No existe ninguna lógica y cualquier cosa espantosa puede suceder y, de hecho, sucede de manera inevitable: ésta es la primera y última lógica que impera en El más allá, incluso en un tercio final que adopta de manera sorprendente un cariz más narrativo y que después de las atrocidades contempladas bien podría considerarse anticlimático por la notable ausencia de sangre: Liza y el médico del pueblo que trata de ayudarla sin entender nada de lo que está pasando (David Warbeck) cruzan silenciosos en coche las desiertas calles de una ciudad que parece muerta hasta llegar al hospital en el que trabaja él; allí serán atacados por hordas de zombies –cuenta la leyenda que por imposición de los distribuidores alemanes de la película tras el enorme éxito cosechado allí por Nueva York bajo el terror de los zombi y Miedo en la ciudad de los muertos vivientes– y tratarán de huir, encontrándose de repente en el lúgubre, infinito sótano del hotel del que han intentado escapar sin éxito. Inmersos en una imposible luz blanca, se verán de repente caminando por lo que parecen los restos de un cementerio inmemorial, en realidad el escenario imaginado por el pintor ajusticiado en 1927: como subraya de manera absurda una voz en off que no viene a cuenta de nada, sobretodo después de mostrar un plano del lienzo que empieza a sangrar (“Ahora os enfrentaréis al Mal de las tinieblas y a todo lo que hay en él inexplorado”), Lisa y el Dr. John McCabe están atrapados en el horror para siempre.


(1) “Tiene buenas ideas pero no posee el menor sentido de la construcción, de la progresión”, diría Fulci en referencia al guión de El más allá (citado por Jesús Palacios: “El enigma Fulci”, en Del giallo al gore. Cine fantástico y de terror italiano, Semana de Cine Fantástico y de Terror de San Sebastián, Donostia, 1997, pág. 194).
(2) Para más información sobre las ideas y la concepción escénica de Artaud, es recomendable la lectura de El teatro y su doble (Barcelona: Edhasa, 2001).

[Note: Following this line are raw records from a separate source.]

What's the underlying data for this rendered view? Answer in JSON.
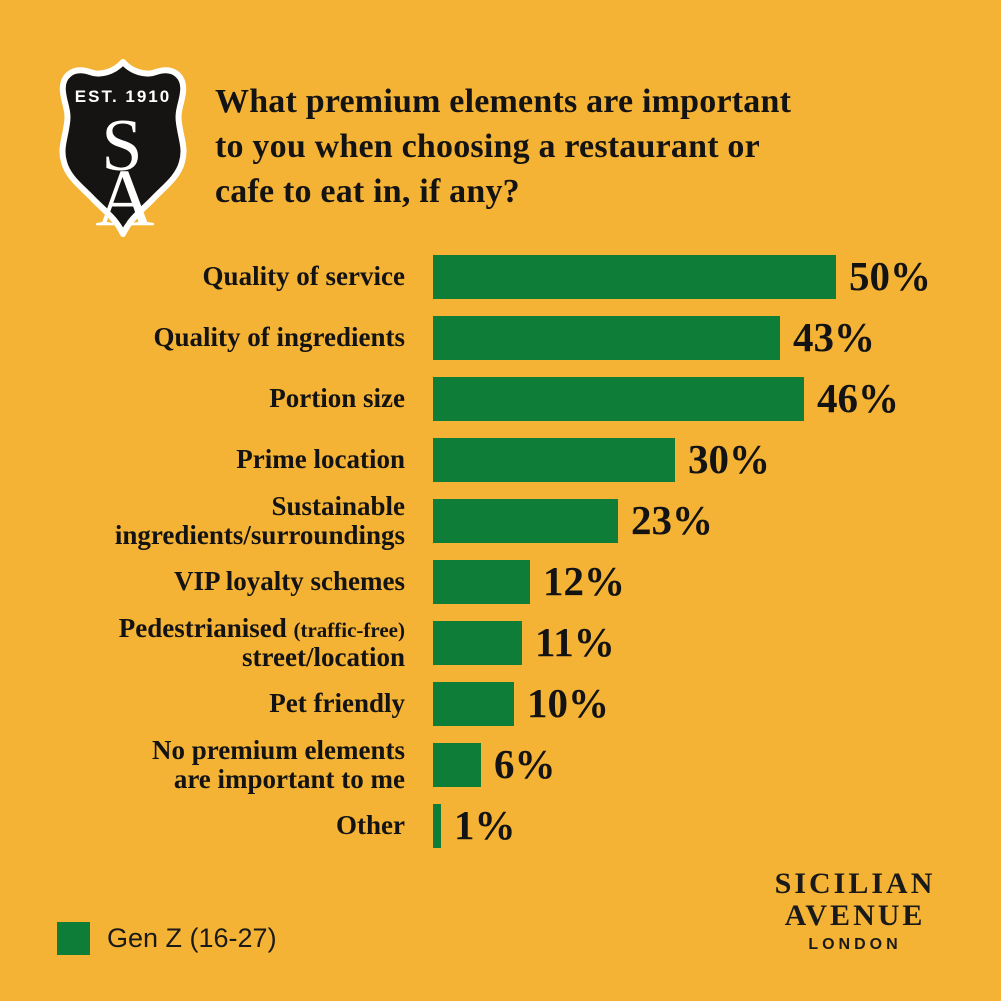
{
  "page": {
    "background": "#F5B335",
    "text_color": "#131313"
  },
  "logo": {
    "est_text": "EST. 1910",
    "initial_top": "S",
    "initial_bottom": "A",
    "shield_fill": "#151412",
    "shield_border": "#FFFFFF"
  },
  "title": "What premium elements are important\nto you when choosing a restaurant or\ncafe to eat in, if any?",
  "chart_data": {
    "type": "bar",
    "orientation": "horizontal",
    "bar_color": "#0E7D37",
    "xlim": [
      0,
      55
    ],
    "grid": false,
    "legend_position": "bottom-left",
    "categories": [
      "Quality of service",
      "Quality of ingredients",
      "Portion size",
      "Prime location",
      "Sustainable ingredients/surroundings",
      "VIP loyalty schemes",
      "Pedestrianised (traffic-free) street/location",
      "Pet friendly",
      "No premium elements are important to me",
      "Other"
    ],
    "series": [
      {
        "name": "Gen Z (16-27)",
        "values": [
          50,
          43,
          46,
          30,
          23,
          12,
          11,
          10,
          6,
          1
        ]
      }
    ],
    "value_labels": [
      "50%",
      "43%",
      "46%",
      "30%",
      "23%",
      "12%",
      "11%",
      "10%",
      "6%",
      "1%"
    ],
    "title": "What premium elements are important to you when choosing a restaurant or cafe to eat in, if any?"
  },
  "rows": [
    {
      "lines": [
        [
          {
            "t": "Quality of service"
          }
        ]
      ],
      "value": 50,
      "value_label": "50%"
    },
    {
      "lines": [
        [
          {
            "t": "Quality of ingredients"
          }
        ]
      ],
      "value": 43,
      "value_label": "43%"
    },
    {
      "lines": [
        [
          {
            "t": "Portion size"
          }
        ]
      ],
      "value": 46,
      "value_label": "46%"
    },
    {
      "lines": [
        [
          {
            "t": "Prime location"
          }
        ]
      ],
      "value": 30,
      "value_label": "30%"
    },
    {
      "lines": [
        [
          {
            "t": "Sustainable"
          }
        ],
        [
          {
            "t": "ingredients/surroundings"
          }
        ]
      ],
      "value": 23,
      "value_label": "23%"
    },
    {
      "lines": [
        [
          {
            "t": "VIP loyalty schemes"
          }
        ]
      ],
      "value": 12,
      "value_label": "12%"
    },
    {
      "lines": [
        [
          {
            "t": "Pedestrianised "
          },
          {
            "t": "(traffic-free)",
            "small": true
          }
        ],
        [
          {
            "t": "street/location"
          }
        ]
      ],
      "value": 11,
      "value_label": "11%"
    },
    {
      "lines": [
        [
          {
            "t": "Pet friendly"
          }
        ]
      ],
      "value": 10,
      "value_label": "10%"
    },
    {
      "lines": [
        [
          {
            "t": "No premium elements"
          }
        ],
        [
          {
            "t": "are important to me"
          }
        ]
      ],
      "value": 6,
      "value_label": "6%"
    },
    {
      "lines": [
        [
          {
            "t": "Other"
          }
        ]
      ],
      "value": 1,
      "value_label": "1%"
    }
  ],
  "legend": {
    "label": "Gen Z (16-27)",
    "swatch_color": "#0E7D37"
  },
  "brand": {
    "line1": "SICILIAN",
    "line2": "AVENUE",
    "line3": "LONDON"
  }
}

(3) El libro de Eibon es una creación del escritor norteamericano Clark Ashton Smith relacionado con la cosmogonía de “Los mitos de Cthulhu” ideada por H. P. Lovecraft. Gira alrededor de temas arcanos como la resurrección de los muertos, rituales demoníacos, dimensiones paralelas y magia negra, y según la leyenda fue dictado al infame nigromante Eibon por el dios-demonio Tsathoggua en una remota era prehistórica.
(4) “El enigma Fulci”, Op. Cit., pág. 195.
(5) Andrea Bruni, en “Lucio Fulci. La rebelión del carnicero” (Antología del cine fantástico italiano, Granada: Retroback / Séptimo Vicio / Quatermass, 2008, pág. 102), cuenta al respecto una anécdota ciertamente curiosa: “¡No puede bromearse con el género!” exclamó Fulci mientras abandonaba indignado la sala a la que asistía a la proyección de Braindead, tu madre se ha comido a mi perro (Braindead, Peter Jackson, 1992).

    FICHA TÉCNICO-ARTÍSTICA:
    Italia, 1981. 87 minutos. Color. Dirección: Lucio Fulci Producción: Fabrizio de Angelis, para Fulvia Film Guión: Dardano Sacchetti, Giorgio Mariuzzo y Lucio Fulci, sobre una historia de Dardano Sacchetti Fotografía: Sergio Salvati Música: Fabio Frizzi Diseño de producción: Massimo Lentini Montaje: Vincenzo Tomassi Intérpretes: Katherine MacColl (Liza Merrill), David Warbeck (Dr. John Warbeck), Sarah Séller [Cinzia Monreale] (Emily), Antoine Saint John (Schweick), Veronica Lazar (Martha), Anthony Flees (Larry), Giovanni de Nava (Joe), Al Cliver (Dr. Harris).